Refers to the limit imposed by Microsoft VSS writers on the duration of a freeze. This timeout is not configurable. Veeam uses VSS to freeze applications immediately prior to creating the VMware snapshot, and then sends the thaw command as soon as snapshot creation is complete. VSS will only hold a freeze on the writers for up to 60 seconds (20 for Exchange), so several steps must fit within this timeframe:
- Verification of freeze state1
- Snapshot creation request via VIM API2
- Snapshot creation on the ESXi host
- Return of snapshot information via VIM API2
- Thaw request to Microsoft VSS1
- Thawing of VSS writers’ I/O
1 If a network connection to the guest OS is not available, VIX API will be used, which introduces additional latency.
2 These steps should usually be near-instantaneous, but if the vCenter is heavily loaded or has a high latency to the ESXi hosts, the delay may be significant.
Solution
This issue is an infrastructure issue which can be difficult to narrow down. The following is a comprehensive list of resolutions that customers have used to resolve the issue:
- First make sure that you can create a windows backup of the VM using VSS. This will prove that the issue isn’t specifically VSS related in and of itself but a combination of VSS and with VMware snapshot technology.
- Ensure that you have no other backup vendor agents on the server you are backing up and if you do, uninstall them. If you need to do VSS operations on a guest OS you should be doing this with only one backup product. Note that Veeam uses Microsoft VSS and other software vendors may use their own VSS providers/writers and that those backup solutions making successful backups is not an valid comparison.
- Reboot of the Exchange Server
- ESX(i) host not having enough resources
- VMware snapshot takes longer than 20 seconds (hardcoded Exchange VSS Writer timeout)
- Exchange freeze is too I/O intensive on the storage and backup time and or Exchange datastore may need to be modified.
- COM+ Event System Service may need to be restarted. Root cause unknown. In some cases customers have scripted this service to restart prior to backup.
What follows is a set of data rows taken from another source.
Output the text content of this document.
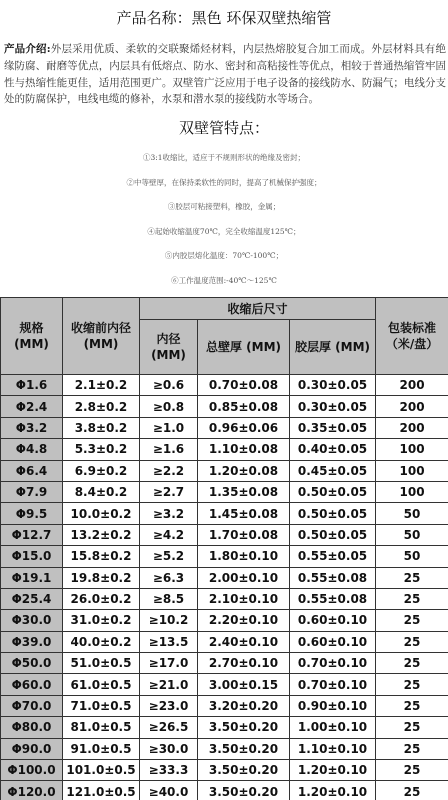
产品名称：黑色 环保双壁热缩管
产品介绍:外层采用优质、柔软的交联聚烯烃材料，内层热熔胶复合加工而成。外层材料具有绝缘防腐、耐磨等优点，内层具有低熔点、防水、密封和高粘接性等优点，相较于普通热缩管牢固性与热缩性能更佳，适用范围更广。双壁管广泛应用于电子设备的接线防水、防漏气；电线分支处的防腐保护，电线电缆的修补，水泵和潜水泵的接线防水等场合。
双壁管特点：
①3:1收缩比，适应于不规则形状的绝缘及密封；
②中等壁厚，在保持柔软性的同时，提高了机械保护强度；
③胶层可粘接塑料，橡胶，金属；
④起始收缩温度70℃，完全收缩温度125℃；
⑤内胶层熔化温度：70℃-100℃；
⑥工作温度范围:-40℃～125℃
规格 (MM)	收缩前内径 (MM)	收缩后尺寸			包装标准 （米/盘）
		内径 (MM)	总壁厚 (MM)	胶层厚 (MM)	
Φ1.6	2.1±0.2	≥0.6	0.70±0.08	0.30±0.05	200
Φ2.4	2.8±0.2	≥0.8	0.85±0.08	0.30±0.05	200
Φ3.2	3.8±0.2	≥1.0	0.96±0.06	0.35±0.05	200
Φ4.8	5.3±0.2	≥1.6	1.10±0.08	0.40±0.05	100
Φ6.4	6.9±0.2	≥2.2	1.20±0.08	0.45±0.05	100
Φ7.9	8.4±0.2	≥2.7	1.35±0.08	0.50±0.05	100
Φ9.5	10.0±0.2	≥3.2	1.45±0.08	0.50±0.05	50
Φ12.7	13.2±0.2	≥4.2	1.70±0.08	0.50±0.05	50
Φ15.0	15.8±0.2	≥5.2	1.80±0.10	0.55±0.05	50
Φ19.1	19.8±0.2	≥6.3	2.00±0.10	0.55±0.08	25
Φ25.4	26.0±0.2	≥8.5	2.10±0.10	0.55±0.08	25
Φ30.0	31.0±0.2	≥10.2	2.20±0.10	0.60±0.10	25
Φ39.0	40.0±0.2	≥13.5	2.40±0.10	0.60±0.10	25
Φ50.0	51.0±0.5	≥17.0	2.70±0.10	0.70±0.10	25
Φ60.0	61.0±0.5	≥21.0	3.00±0.15	0.70±0.10	25
Φ70.0	71.0±0.5	≥23.0	3.20±0.20	0.90±0.10	25
Φ80.0	81.0±0.5	≥26.5	3.50±0.20	1.00±0.10	25
Φ90.0	91.0±0.5	≥30.0	3.50±0.20	1.10±0.10	25
Φ100.0	101.0±0.5	≥33.3	3.50±0.20	1.20±0.10	25
Φ120.0	121.0±0.5	≥40.0	3.50±0.20	1.20±0.10	25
- Latency between VC and Hosts can cause backing up through the host directly to produce successful VSS backups whereas going through the VC causes freeze issues.
- If Veeam does not have direct network communication to Exchange, as a test, put Veeam on a network that does have network connectivity to Exchange and see if that resolves the issue. Direct network communication is not necessary however if underlying issues with VIX are occurring then we will try to use IP to communicate and in some cases this does not work properly because of the network architecture
- One thing that is extremely important if you are attempting to use "connectionless mode" for VSS (i.e. if there is a firewall and thus we rely on the VIX API to communicate) is that you must meet at least ONE of the following conditions:
- The account being used for Application Aware Processing MUST be either the "built-in" local administrator, or the "built-in" domain administrator (i.e. it must have a "well-known" SID ending in 500), other local or domain administrator accounts will not work.
--OR--
- UAC must be disabled on the guest VM.
- The account being used for Application Aware Processing MUST be either the "built-in" local administrator, or the "built-in" domain administrator (i.e. it must have a "well-known" SID ending in 500), other local or domain administrator accounts will not work.
- Ensure there is no snapshot running on the Exchange VM that could cause additional storage I/O that isn’t necessary.
- Exchange server may need additional resources if it is taxed during the unfreeze.